Influencing health behaviour change seems like it should be simple. But each of us is a mixture of conscious and unconscious motivations, cultural preferences and habits. Logical reasons for choosing healthy habits don’t always effectively reach our unconscious desires or habits. Live & Learn has published the “Clean Hands, Good Toilet, Happy Family” Health Promotion Guidelines & Tools to provide guidance for Live & Learn staff on integrating social marketing approaches to hygiene behaviour change with traditional hygiene education.
The “Clean Hands, Good Toilet, Happy Family” Guidelines provide guidance, introduces the different ways (conscious and unconscious) that we make decisions, and some specific ways we can design hygiene promotion campaigns to influence positive health behaviour change.
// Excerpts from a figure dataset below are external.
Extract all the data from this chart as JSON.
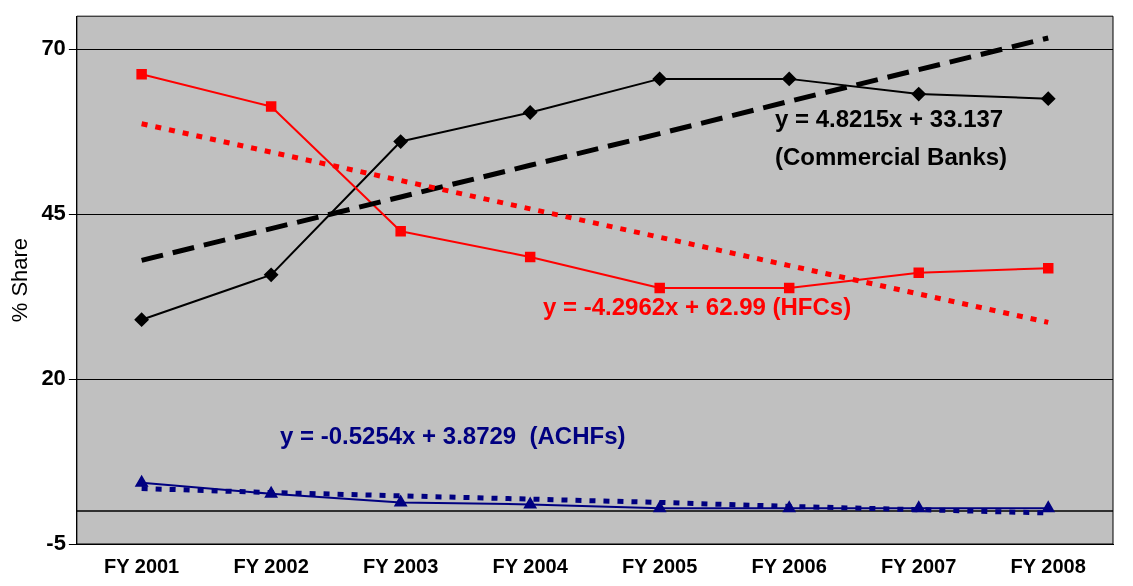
{
  "chart_data": {
    "type": "line",
    "ylabel": "% Share",
    "categories": [
      "FY 2001",
      "FY 2002",
      "FY 2003",
      "FY 2004",
      "FY 2005",
      "FY 2006",
      "FY 2007",
      "FY 2008"
    ],
    "series": [
      {
        "color": "#000000",
        "marker": "diamond",
        "line_style": "solid",
        "values": [
          29.0,
          35.8,
          56.0,
          60.4,
          65.5,
          65.5,
          63.2,
          62.5
        ]
      },
      {
        "color": "#ff0000",
        "marker": "square",
        "line_style": "solid",
        "values": [
          66.2,
          61.3,
          42.4,
          38.5,
          33.8,
          33.8,
          36.1,
          36.8
        ]
      },
      {
        "color": "#000080",
        "marker": "triangle",
        "line_style": "solid",
        "values": [
          4.3,
          2.6,
          1.3,
          1.0,
          0.4,
          0.4,
          0.4,
          0.4
        ]
      },
      {
        "color": "#000000",
        "marker": "none",
        "line_style": "dashed",
        "values": [
          38.0,
          42.8,
          47.6,
          52.4,
          57.2,
          62.1,
          66.9,
          71.7
        ]
      },
      {
        "color": "#ff0000",
        "marker": "none",
        "line_style": "dotted",
        "values": [
          58.7,
          54.4,
          50.1,
          45.8,
          41.5,
          37.2,
          32.9,
          28.6
        ]
      },
      {
        "color": "#000080",
        "marker": "none",
        "line_style": "dotted",
        "values": [
          3.4,
          2.8,
          2.3,
          1.8,
          1.3,
          0.7,
          0.2,
          -0.3
        ]
      }
    ],
    "ylim": [
      -5,
      75
    ],
    "yticks": [
      -5,
      20,
      45,
      70
    ],
    "grid": "y",
    "legend": false,
    "ref_lines": [
      {
        "axis": "y",
        "value": 0,
        "color": "#000000"
      }
    ],
    "annotations": [
      "y = 4.8215x + 33.137\n(Commercial Banks)",
      "y = -4.2962x + 62.99 (HFCs)",
      "y = -0.5254x + 3.8729  (ACHFs)"
    ]
  }
}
The approaches described borrow from the fields of health psychology and social marketing, combined with traditional health education activities. The manual is produced for the Western Pacific Sanitation Marketing & Innovation Program (WPSMIP), so the focus is on the key hygiene messages of this project: Owning an improved or new toilet, and washing hands with soap at critical times. But the theoretical approaches used, and the framework for planning campaigns, can be adapted for application to any health behaviour change activity.
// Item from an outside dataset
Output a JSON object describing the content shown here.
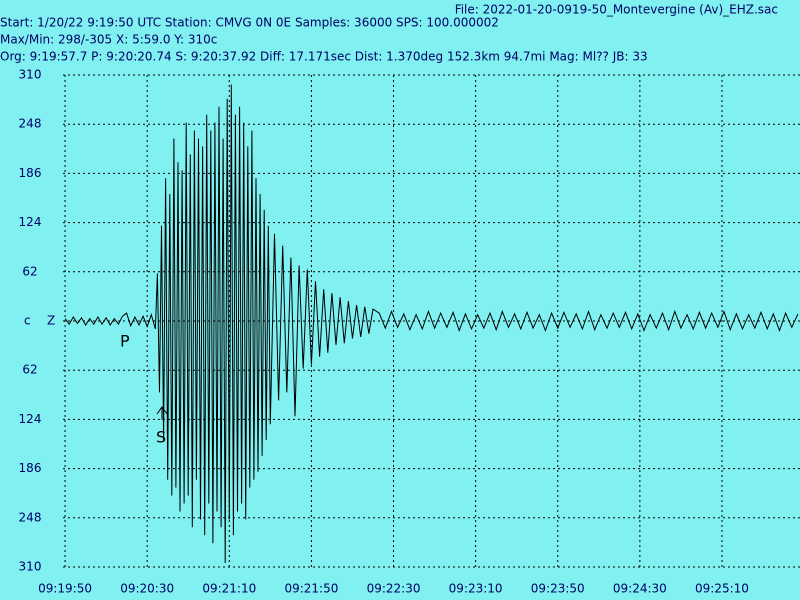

The WPSMIP has established sanitation enterprises in peri-urban communities in Papua New Guinea, Solomon Islands, Vanuatu and Fiji. So these sanitation enterprises are integrated into the guidelines to demonstrate how social marketing can influence demand for improved sanitation services.
A practical, story-based, approach following a character called “Jasper” is used to teach key theoretical approaches of reactive, motivated and executive decision-making. Research suggests that every motivated behaviour is caused by a combination of is 15 different types of motivation (Robert Aunger and Valerie Curtis 2016). The reader follows the story of “Jasper” as he is influenced to make decisions about purchasing soap, improving toilets and washing hands. The three decision-making approaches are linked to a simple marketing framework of priming, proximity and availability.
The guidelines then walk the reader through the details of how to implement the process for designing hygiene behaviour change campaigns linked to the sales and marketing of the sanitation enterprises, using a simple campaign design framework that integrates all the theoretical approaches with specific activities.
In the WPSMIP specific change agents include church volunteers, so there is a specific section in the guidelines that provides a one-day workshop plan for involving church volunteers and helping them to integrate hygiene behaviour change messages that address reactive, motivated and executive decisions into church messaging. A series of specific church Bible study guides have been written that demonstrate religious values that promote good hygiene and sanitation. Stories that promote washing hands with soap and using an improved toilet that are designed specifically for children have also been included as tools.
The final section in the “Clean Hands, Good Toilet, Happy Family” Health Promotion Guidelines & Tools is a practical tips for how to make good promotional materials (marketing collateral), how to use SMS and social media, and working with news media.
Hygiene Promotion Officers in Live & Learn teams in PNG, Fiji, Solomon Islands and Vanuatu have been using the new guidelines since July 2017. In the first three months of trialling the guidelines the sanitation enterprises and community change agents have participated in planning sessions to produce hygiene promotion plans based on the framework in the manual. Many creative promotion activities have been planned and implemented so far, including SMS push messages, billboards, radio programs, and newspaper coverage.
Teams in Vanuatu and PNG have prepared specific plans for hygiene promotion during the PNG Games in Kimbe in November, and in conjunction with the South Pacific Mini Games in Vanuatu in November. In the Solomon Islands church change agents developed a plan to conduct hand-washing demonstrations in key places in the community, and conduct surveys on toilet use. Live & Learn will conduct monitoring early in 2018 on the usefulness and impact of the framework and tools in the “Clean Hands, Good Toilet, Happy Family” Health Promotion Guidelines & Tools manual.
This manual was published by the Western Pacific Sanitation Marketing & Innovation Program implemented by Live & Learn in PNG, Vanuatu, Solomon Islands and Fiji with funding support from the Australian government through the Civil Society WASH Fund. The manual will soon be available to download from the Live & Learn website.